There is a diary kept by Jennifer, but mostly for her. She writes in it some. Mostly other people do. Magdalena writes about her day. Visitors (Fiona and Mark, and her friend Amanda as well). LaPlante notes the pain of loss in those close to Alzheimer’s sufferers, reminding us that to be unaware is to not suffer. But to witness the suffering of a loved one is to suffer an undulled pain. Amanda writes in the journal
I am very selfish: I am more concerned about myself than you in this regard. You’ll get past this stage of awareness, and the disease will be its own pain-management regime. But me. These little outings remind me of how much anesthesia I’m, going to need. Like the topical sedative that goes in before the big needle, everything I’ve done to prepare myself is going to be too weak to withstand the pain of separation that’s looming.
The end of my marriage is nothing compared to the end of our friendship – is that’s what you want to call it. It’s enough to want to burn the bridge and leave you on the other side. Too many good-byes lie ahead. How many times have you had to endure the death of James? How many times will I have to say good-bye to you, only to have you reappear like some newly risen Christ. Yes, better to burn the bridge and prevent it from being crossed and recrossed until my heart gives out from sheer exhaustion.

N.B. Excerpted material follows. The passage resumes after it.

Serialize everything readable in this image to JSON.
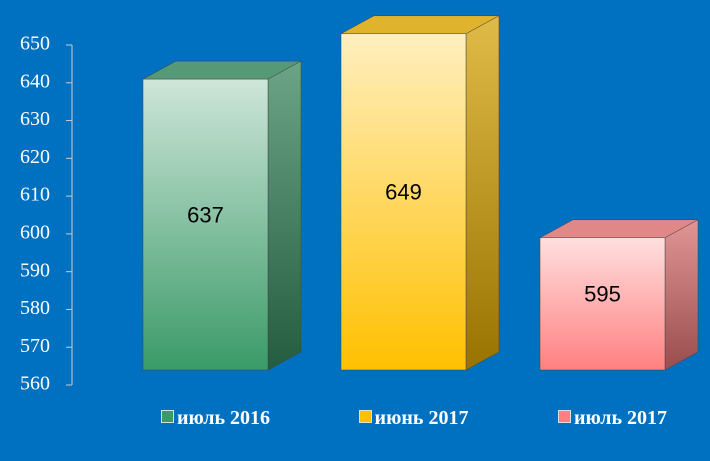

James is Jennifer’s deceased husband who she swears is working late, though he’s been dead for sometime. At other junctures she is talking to her son Mark and believes she’s talking to James. Other times she knows he has left her alone, and this is almost worse than her delusion.
LaPlante details the lost grasp of the little things: the lack of a word, the function of an ordinary object, as in the wonder of a light switch. A metaphor for returning to herself, to illumination, as opposed to the darkness of being lost.
I flip down the switch, plunge everything into shadow. Up, illumination, down, despair. Up down. The satisfying, familiar click. I know what this is. I know what it does. My body begins to feel comfortable again, my breathing evens out. I continue what I’m doing until the blond woman comes and leads me away.
The investigation into the death of Amanda is a frustrating one for the police. When Jennifer insists that she did not kill Amanda, she is not lying. If she did it, she can’t remember. Her whereabouts on the night in question. Who can tell? Certainly not Jennifer, a person of interest. There is no physical evidence to tie Jennifer with the murder. Although there is the matter of the severing of Amanda’s fingers on one hand with “surgical” precision. And hands were Dr. White’s specialty. Eventually all is revealed, and the novel comes to a satisfying conclusion, with an unusual twist. Recommended both to those who like a good mystery, and to those who may have had a loved one who suffered from the affliction. For the latter, the sensitivity of LaPlante’s approach and her clear understanding of what the disease brings will be especially appreciated. A nice job for a first novel.